The team of therapy dogs and volunteers were awarded the 2019 John Henry Award as part of the 13th Annual Behavioral Health Day Wednesday at the Roundhouse in Santa Fe.
As part of Senate Memorial 16, the Behavioral Health Planning Council recognizes "Stars" in the community.
The group were nominated by San Juan County Partnership Executive Director Pamela Drake, according to volunteer Sara Kaynor.
"I was totally surprised," volunteer Becky Houghton said. "I was happy to be a representative of a group and promote the therapy dogs in the community."

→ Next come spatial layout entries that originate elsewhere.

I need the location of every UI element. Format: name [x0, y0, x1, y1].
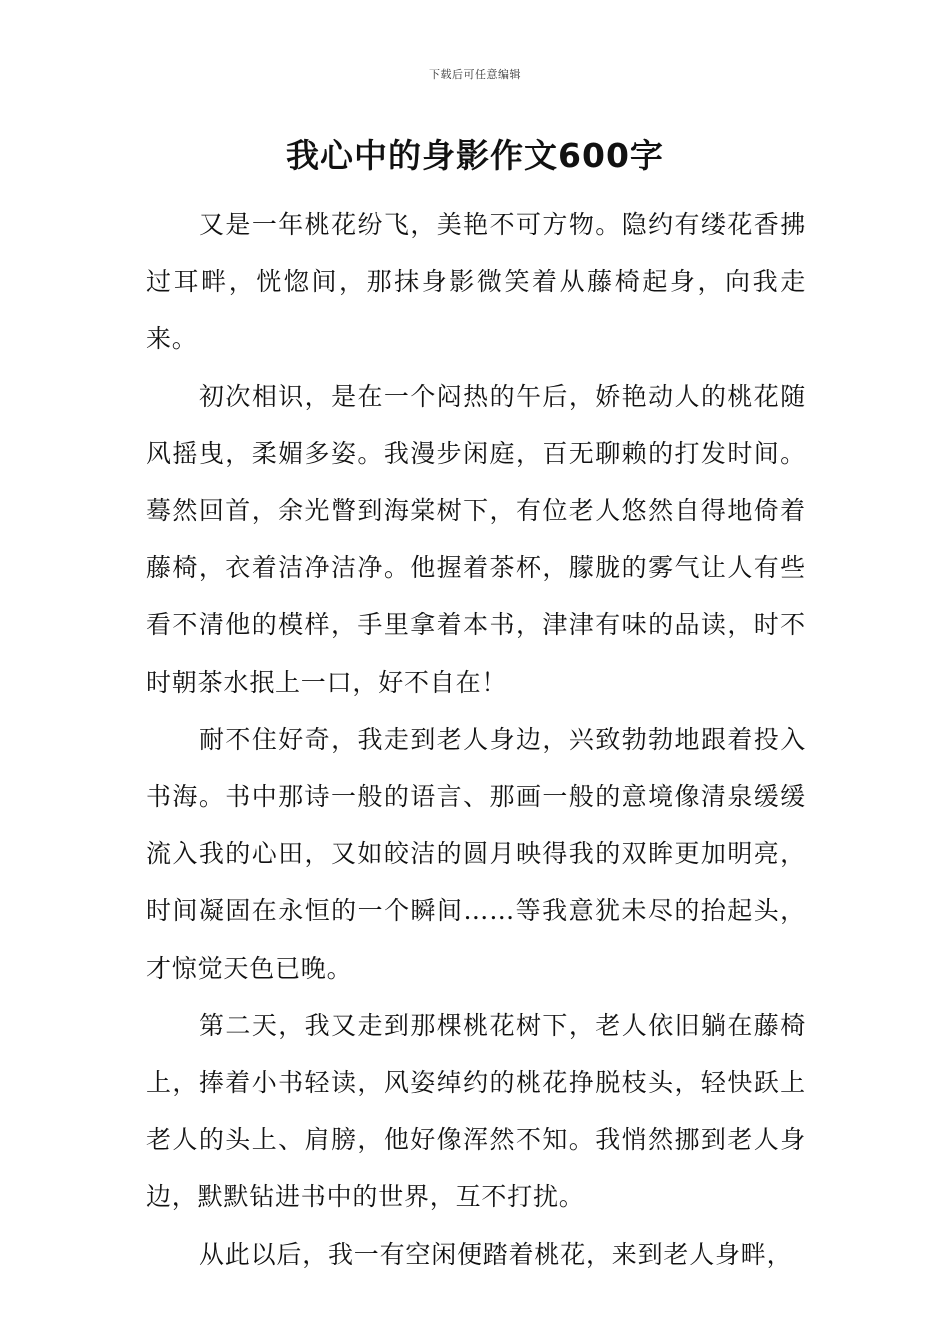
- paragraph: 第二天，我又走到那棵桃花树下，老人依旧躺在藤椅上，捧着小书轻读，风姿绰约的桃花挣脱枝头，轻快跃上老人的头上、肩膀，他好像浑然不知。我悄然挪到老人身边，默默钻进书中的世界，互不打扰。: [146, 1010, 806, 1212]
- paragraph: 从此以后，我一有空闲便踏着桃花，来到老人身畔，: [199, 1239, 793, 1269]
- paragraph: 初次相识，是在一个闷热的午后，娇艳动人的桃花随风摇曳，柔媚多姿。我漫步闲庭，百无聊赖的打发时间。蓦然回首，余光瞥到海棠树下，有位老人悠然自得地倚着藤椅，衣着洁净洁净。他握着茶杯，朦胧的雾气让人有些看不清他的模样，手里拿着本书，津津有味的品读，时不时朝茶水抿上一口，好不自在！: [146, 381, 806, 697]
- header-note: 下载后可任意编辑: [429, 68, 521, 81]
- paragraph: 又是一年桃花纷飞，美艳不可方物。隐约有缕花香拂过耳畔，恍惚间，那抹身影微笑着从藤椅起身，向我走来。: [146, 210, 806, 354]
- document-title: 我心中的身影作文600字: [286, 136, 664, 175]
- document-body: [146, 196, 806, 1283]
- paragraph: 耐不住好奇，我走到老人身边，兴致勃勃地跟着投入书海。书中那诗一般的语言、那画一般的意境像清泉缓缓流入我的心田，又如皎洁的圆月映得我的双眸更加明亮，时间凝固在永恒的一个瞬间……等我意犹未尽的抬起头，才惊觉天色已晚。: [146, 724, 806, 983]
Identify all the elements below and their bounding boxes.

The group was recognized for their work in response to the Aztec High School Shooting on Dec. 7, 2017, and for providing support to those in need following the incident.
Kaynor stated while the main focus of the award may have been their response to the incident, the award also recognized the group as a key department at the hospital.
The group and the therapy dogs are written into the San Juan County and hospital's crisis management plan, according to Kaynor.
Marla Sipes, alongside her therapy dogs Karma and Honey, spoke about how data has shown therapy dogs can help lower people's blood pressure and help people get out of bed in the morning if they are depressed.
From her trip to the Roundhouse, Sipes believe those attending the Annual Behavioral Health Day learned about the impact the therapy dogs can have.
"They saw the dog's capacity to provide comfort and care and trust and compassion to these people," Sipes said. "Sometimes, it's just unexplainable."
Members of the group would attend the teacher debriefing session at Aztec High and sit in on students speaking to counselors about their experience.
Kaynor spoke about one time a student wouldn't respond to a counselor's questions until they all sat on the floor and the juvenile would reply to the counselor's questions by speaking to the dog.
"It was much more safe for them in talking to the dog than the person they didn't really know," Kaynor said. "It was amazing."
The group likes making the rounds at the hospital as the dogs provide relief for patients and their families.
As the volunteers and their dogs gathered for a photo, the dogs would constantly approach people entering or exiting the hospital and interact those who would pet them or scratch their heads.